Tenacious-Techhunter said:I limited what I said with, “aside from some pretty esoteric finds”; where physics is concerned, special relativity and quantum physics are both pretty damn esoteric. We’re not going to find any new exotic form of non-visible star in radical numbers we did not expect. We may find some stray bodies of various sorts, but those are not stars. The star catalog, is, by and large, filled, for objects close by.
FallingPhoenix said:Aside from transistors, lasers (used in fiber optic connections), and GPS?
fusor said:It's very unlikely that some revolution will come along that will suddenly make us discover hundreds of nearby stars that we can't currently see.
FallingPhoenix said:True, but now I totally want to brainstorm out-there, but possible ways that more nearby stars could be hidden or missed somehow!
I guess that would probably derail the topic, too, though.
GJD said:In 20-30 years time we are likely to have a problem that we will know MORE about the stars local to us, and so may know that actually there are only three planets at Wolf 359, instead of the seven or eight it says in the Nyotekundu sourcebook. The "here be dragons" of our current interstellar incognita being rolled back to reveal the actual system makeup.
Tenacious-Techhunter said:This is already a problem now. Planet hunting techniques are already making information on canon starsystems obsolete. And, as scientists, and even amateurs, discover new planet hunting techniques, it’s only going to get dramatically worse from here.
steve98052 said:Just how large does a celestial body have to be for it to be a viable way point for Stutterwarp?
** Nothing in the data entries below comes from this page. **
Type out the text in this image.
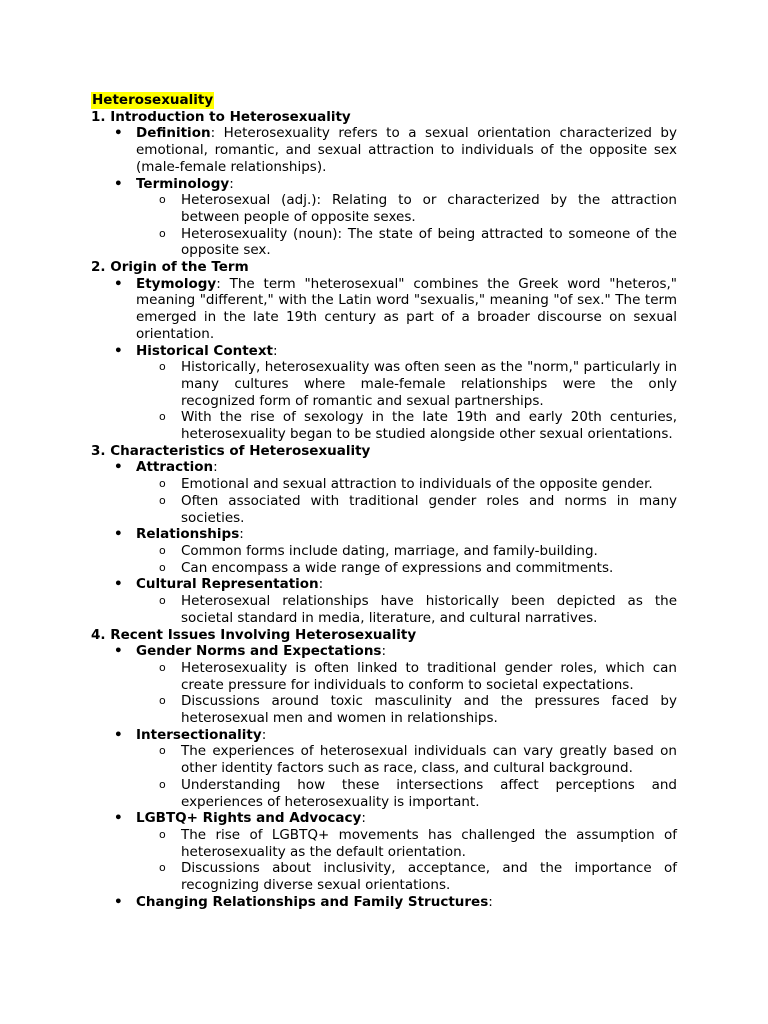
Heterosexuality
1. Introduction to Heterosexuality
• Definition: Heterosexuality refers to a sexual orientation characterized by emotional, romantic, and sexual attraction to individuals of the opposite sex (male-female relationships).
• Terminology:
o Heterosexual (adj.): Relating to or characterized by the attraction between people of opposite sexes.
o Heterosexuality (noun): The state of being attracted to someone of the opposite sex.
2. Origin of the Term
• Etymology: The term "heterosexual" combines the Greek word "heteros," meaning "different," with the Latin word "sexualis," meaning "of sex." The term emerged in the late 19th century as part of a broader discourse on sexual orientation.
• Historical Context:
o Historically, heterosexuality was often seen as the "norm," particularly in many cultures where male-female relationships were the only recognized form of romantic and sexual partnerships.
o With the rise of sexology in the late 19th and early 20th centuries, heterosexuality began to be studied alongside other sexual orientations.
3. Characteristics of Heterosexuality
• Attraction:
o Emotional and sexual attraction to individuals of the opposite gender.
o Often associated with traditional gender roles and norms in many societies.
• Relationships:
o Common forms include dating, marriage, and family-building.
o Can encompass a wide range of expressions and commitments.
• Cultural Representation:
o Heterosexual relationships have historically been depicted as the societal standard in media, literature, and cultural narratives.
4. Recent Issues Involving Heterosexuality
• Gender Norms and Expectations:
o Heterosexuality is often linked to traditional gender roles, which can create pressure for individuals to conform to societal expectations.
o Discussions around toxic masculinity and the pressures faced by heterosexual men and women in relationships.
• Intersectionality:
o The experiences of heterosexual individuals can vary greatly based on other identity factors such as race, class, and cultural background.
o Understanding how these intersections affect perceptions and experiences of heterosexuality is important.
• LGBTQ+ Rights and Advocacy:
o The rise of LGBTQ+ movements has challenged the assumption of heterosexuality as the default orientation.
o Discussions about inclusivity, acceptance, and the importance of recognizing diverse sexual orientations.
• Changing Relationships and Family Structures:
2300 said:The Wall: The Stutterwarp wall is the point at which stutterwarp efficiencies drop to the point where they end up being slower than conventional reaction drives. They are, however, still us- able. This occurs within a gravity well of 0.1 G, which is also the minimum gravity well required for discharging a stutterwarp. To determine the FTL wall for any system, use the following formula:
R = 0.078 x Squareroot (M)
Where R is the star’s wall radius, measured in astronomical units and M is the mass of the star measured in solar masses (1 solar mass = 1.99 x 10^27 tons).
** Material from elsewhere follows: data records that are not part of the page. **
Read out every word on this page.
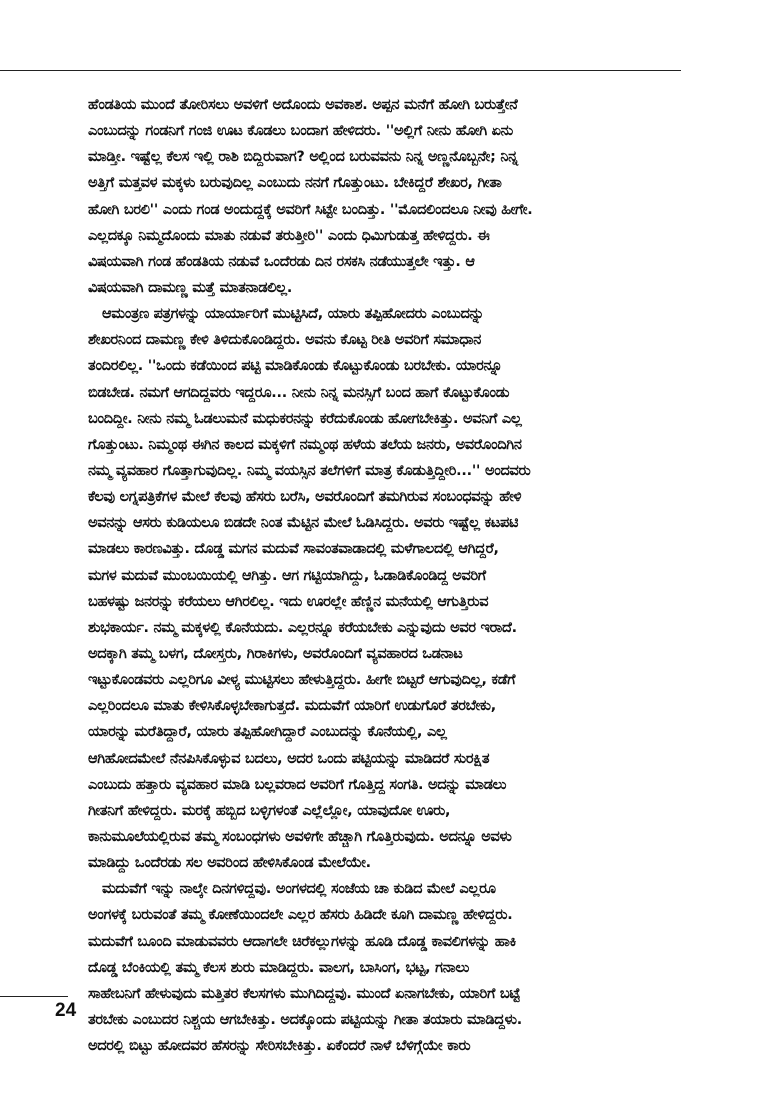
ಹೆಂಡತಿಯ ಮುಂದೆ ತೋರಿಸಲು ಅವಳಿಗೆ ಅದೊಂದು ಅವಕಾಶ. ಅಪ್ಪನ ಮನೆಗೆ ಹೋಗಿ ಬರುತ್ತೇನೆ
ಎಂಬುದನ್ನು ಗಂಡನಿಗೆ ಗಂಜಿ ಊಟ ಕೊಡಲು ಬಂದಾಗ ಹೇಳಿದರು. ''ಅಲ್ಲಿಗೆ ನೀನು ಹೋಗಿ ಏನು
ಮಾಡ್ತೀ. ಇಷ್ಟೆಲ್ಲ ಕೆಲಸ ಇಲ್ಲಿ ರಾಶಿ ಬಿದ್ದಿರುವಾಗ? ಅಲ್ಲಿಂದ ಬರುವವನು ನಿನ್ನ ಅಣ್ಣನೊಬ್ಬನೇ; ನಿನ್ನ
ಅತ್ತಿಗೆ ಮತ್ತವಳ ಮಕ್ಕಳು ಬರುವುದಿಲ್ಲ ಎಂಬುದು ನನಗೆ ಗೊತ್ತುಂಟು. ಬೇಕಿದ್ದರೆ ಶೇಖರ, ಗೀತಾ
ಹೋಗಿ ಬರಲಿ'' ಎಂದು ಗಂಡ ಅಂದುದ್ದಕ್ಕೆ ಅವರಿಗೆ ಸಿಟ್ಟೇ ಬಂದಿತ್ತು. ''ಮೊದಲಿಂದಲೂ ನೀವು ಹೀಗೇ.
ಎಲ್ಲದಕ್ಕೂ ನಿಮ್ಮದೊಂದು ಮಾತು ನಡುವೆ ತರುತ್ತೀರಿ'' ಎಂದು ಧಿಮಿಗುಡುತ್ತ ಹೇಳಿದ್ದರು. ಈ
ವಿಷಯವಾಗಿ ಗಂಡ ಹೆಂಡತಿಯ ನಡುವೆ ಒಂದೆರಡು ದಿನ ರಸಕಸಿ ನಡೆಯುತ್ತಲೇ ಇತ್ತು. ಆ
ವಿಷಯವಾಗಿ ದಾಮಣ್ಣ ಮತ್ತೆ ಮಾತನಾಡಲಿಲ್ಲ.
ಆಮಂತ್ರಣ ಪತ್ರಗಳನ್ನು ಯಾರ್ಯಾರಿಗೆ ಮುಟ್ಟಿಸಿದೆ, ಯಾರು ತಪ್ಪಿಹೋದರು ಎಂಬುದನ್ನು
ಶೇಖರನಿಂದ ದಾಮಣ್ಣ ಕೇಳಿ ತಿಳಿದುಕೊಂಡಿದ್ದರು. ಅವನು ಕೊಟ್ಟ ರೀತಿ ಅವರಿಗೆ ಸಮಾಧಾನ
ತಂದಿರಲಿಲ್ಲ. ''ಒಂದು ಕಡೆಯಿಂದ ಪಟ್ಟಿ ಮಾಡಿಕೊಂಡು ಕೊಟ್ಟುಕೊಂಡು ಬರಬೇಕು. ಯಾರನ್ನೂ
ಬಿಡಬೇಡ. ನಮಗೆ ಆಗದಿದ್ದವರು ಇದ್ದರೂ... ನೀನು ನಿನ್ನ ಮನಸ್ಸಿಗೆ ಬಂದ ಹಾಗೆ ಕೊಟ್ಟುಕೊಂಡು
ಬಂದಿದ್ದೀ. ನೀನು ನಮ್ಮ ಓಡಲುಮನೆ ಮಧುಕರನನ್ನು ಕರೆದುಕೊಂಡು ಹೋಗಬೇಕಿತ್ತು. ಅವನಿಗೆ ಎಲ್ಲ
ಗೊತ್ತುಂಟು. ನಿಮ್ಮಂಥ ಈಗಿನ ಕಾಲದ ಮಕ್ಕಳಿಗೆ ನಮ್ಮಂಥ ಹಳೆಯ ತಲೆಯ ಜನರು, ಅವರೊಂದಿಗಿನ
ನಮ್ಮ ವ್ಯವಹಾರ ಗೊತ್ತಾಗುವುದಿಲ್ಲ. ನಿಮ್ಮ ವಯಸ್ಸಿನ ತಲೆಗಳಿಗೆ ಮಾತ್ರ ಕೊಡುತ್ತಿದ್ದೀರಿ...'' ಅಂದವರು
ಕೆಲವು ಲಗ್ನಪತ್ರಿಕೆಗಳ ಮೇಲೆ ಕೆಲವು ಹೆಸರು ಬರೆಸಿ, ಅವರೊಂದಿಗೆ ತಮಗಿರುವ ಸಂಬಂಧವನ್ನು ಹೇಳಿ
ಅವನನ್ನು ಆಸರು ಕುಡಿಯಲೂ ಬಿಡದೇ ನಿಂತ ಮೆಟ್ಟಿನ ಮೇಲೆ ಓಡಿಸಿದ್ದರು. ಅವರು ಇಷ್ಟೆಲ್ಲ ಕಟಪಟಿ
ಮಾಡಲು ಕಾರಣವಿತ್ತು. ದೊಡ್ಡ ಮಗನ ಮದುವೆ ಸಾವಂತವಾಡಾದಲ್ಲಿ ಮಳೆಗಾಲದಲ್ಲಿ ಆಗಿದ್ದರೆ,
ಮಗಳ ಮದುವೆ ಮುಂಬಯಿಯಲ್ಲಿ ಆಗಿತ್ತು. ಆಗ ಗಟ್ಟಿಯಾಗಿದ್ದು, ಓಡಾಡಿಕೊಂಡಿದ್ದ ಅವರಿಗೆ
ಬಹಳಷ್ಟು ಜನರನ್ನು ಕರೆಯಲು ಆಗಿರಲಿಲ್ಲ. ಇದು ಊರಲ್ಲೇ ಹೆಣ್ಣಿನ ಮನೆಯಲ್ಲಿ ಆಗುತ್ತಿರುವ
ಶುಭಕಾರ್ಯ. ನಮ್ಮ ಮಕ್ಕಳಲ್ಲಿ ಕೊನೆಯದು. ಎಲ್ಲರನ್ನೂ ಕರೆಯಬೇಕು ಎನ್ನುವುದು ಅವರ ಇರಾದೆ.
ಅದಕ್ಕಾಗಿ ತಮ್ಮ ಬಳಗ, ದೋಸ್ತರು, ಗಿರಾಕಿಗಳು, ಅವರೊಂದಿಗೆ ವ್ಯವಹಾರದ ಒಡನಾಟ
ಇಟ್ಟುಕೊಂಡವರು ಎಲ್ಲರಿಗೂ ವೀಳ್ಯ ಮುಟ್ಟಿಸಲು ಹೇಳುತ್ತಿದ್ದರು. ಹೀಗೇ ಬಿಟ್ಟರೆ ಆಗುವುದಿಲ್ಲ, ಕಡೆಗೆ
ಎಲ್ಲರಿಂದಲೂ ಮಾತು ಕೇಳಿಸಿಕೊಳ್ಳಬೇಕಾಗುತ್ತದೆ. ಮದುವೆಗೆ ಯಾರಿಗೆ ಉಡುಗೊರೆ ತರಬೇಕು,
ಯಾರನ್ನು ಮರೆತಿದ್ದಾರೆ, ಯಾರು ತಪ್ಪಿಹೋಗಿದ್ದಾರೆ ಎಂಬುದನ್ನು ಕೊನೆಯಲ್ಲಿ, ಎಲ್ಲ
ಆಗಿಹೋದಮೇಲೆ ನೆನಪಿಸಿಕೊಳ್ಳುವ ಬದಲು, ಅದರ ಒಂದು ಪಟ್ಟಿಯನ್ನು ಮಾಡಿದರೆ ಸುರಕ್ಷಿತ
ಎಂಬುದು ಹತ್ತಾರು ವ್ಯವಹಾರ ಮಾಡಿ ಬಲ್ಲವರಾದ ಅವರಿಗೆ ಗೊತ್ತಿದ್ದ ಸಂಗತಿ. ಅದನ್ನು ಮಾಡಲು
ಗೀತನಿಗೆ ಹೇಳಿದ್ದರು. ಮರಕ್ಕೆ ಹಬ್ಬಿದ ಬಳ್ಳಿಗಳಂತೆ ಎಲ್ಲೆಲ್ಲೋ, ಯಾವುದೋ ಊರು,
ಕಾನುಮೂಲೆಯಲ್ಲಿರುವ ತಮ್ಮ ಸಂಬಂಧಗಳು ಅವಳಿಗೇ ಹೆಚ್ಚಾಗಿ ಗೊತ್ತಿರುವುದು. ಅದನ್ನೂ ಅವಳು
ಮಾಡಿದ್ದು ಒಂದೆರಡು ಸಲ ಅವರಿಂದ ಹೇಳಿಸಿಕೊಂಡ ಮೇಲೆಯೇ.
ಮದುವೆಗೆ ಇನ್ನು ನಾಲ್ಕೇ ದಿನಗಳಿದ್ದವು. ಅಂಗಳದಲ್ಲಿ ಸಂಜೆಯ ಚಾ ಕುಡಿದ ಮೇಲೆ ಎಲ್ಲರೂ
ಅಂಗಳಕ್ಕೆ ಬರುವಂತೆ ತಮ್ಮ ಕೋಣೆಯಿಂದಲೇ ಎಲ್ಲರ ಹೆಸರು ಹಿಡಿದೇ ಕೂಗಿ ದಾಮಣ್ಣ ಹೇಳಿದ್ದರು.
ಮದುವೆಗೆ ಬೂಂದಿ ಮಾಡುವವರು ಆದಾಗಲೇ ಚಿರೆಕಲ್ಲುಗಳನ್ನು ಹೂಡಿ ದೊಡ್ಡ ಕಾವಲಿಗಳನ್ನು ಹಾಕಿ
ದೊಡ್ಡ ಬೆಂಕಿಯಲ್ಲಿ ತಮ್ಮ ಕೆಲಸ ಶುರು ಮಾಡಿದ್ದರು. ವಾಲಗ, ಬಾಸಿಂಗ, ಭಟ್ಟ, ಗನಾಲು
ಸಾಹೇಬನಿಗೆ ಹೇಳುವುದು ಮತ್ತಿತರ ಕೆಲಸಗಳು ಮುಗಿದಿದ್ದವು. ಮುಂದೆ ಏನಾಗಬೇಕು, ಯಾರಿಗೆ ಬಟ್ಟೆ
ತರಬೇಕು ಎಂಬುದರ ನಿಶ್ಚಯ ಆಗಬೇಕಿತ್ತು. ಅದಕ್ಕೊಂದು ಪಟ್ಟಿಯನ್ನು ಗೀತಾ ತಯಾರು ಮಾಡಿದ್ದಳು.
ಅದರಲ್ಲಿ ಬಿಟ್ಟು ಹೋದವರ ಹೆಸರನ್ನು ಸೇರಿಸಬೇಕಿತ್ತು. ಏಕೆಂದರೆ ನಾಳೆ ಬೆಳಿಗ್ಗೆಯೇ ಕಾರು
24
Typically, an M-class star is 0.25, K-class is 0.7, G-class is 1 and A is 2
To determine the stutterwarp wall for any given planet, use the following formula:
UWP World Size x 1,500km = AW
AW = Altitude of stutterwarp wall, in kilometres
The stutterwarp wall is approximately 12,000 kilometres above Earth.
Reynard said:Dragoner, you saved me some time! I was going to update my spreadsheet but, if your maps are accurate, I can get the information analyzed quicker. I want to calculate all the 7.7ly routes then have an alternative timeline with new system properties and worlds expanded with the colony data from Tools for Frontier Living to figure which worlds would be best suited for initial colonization. I assume the original planet designations were more story driven and maybe random. Might even 'age' the colonies up the timeline.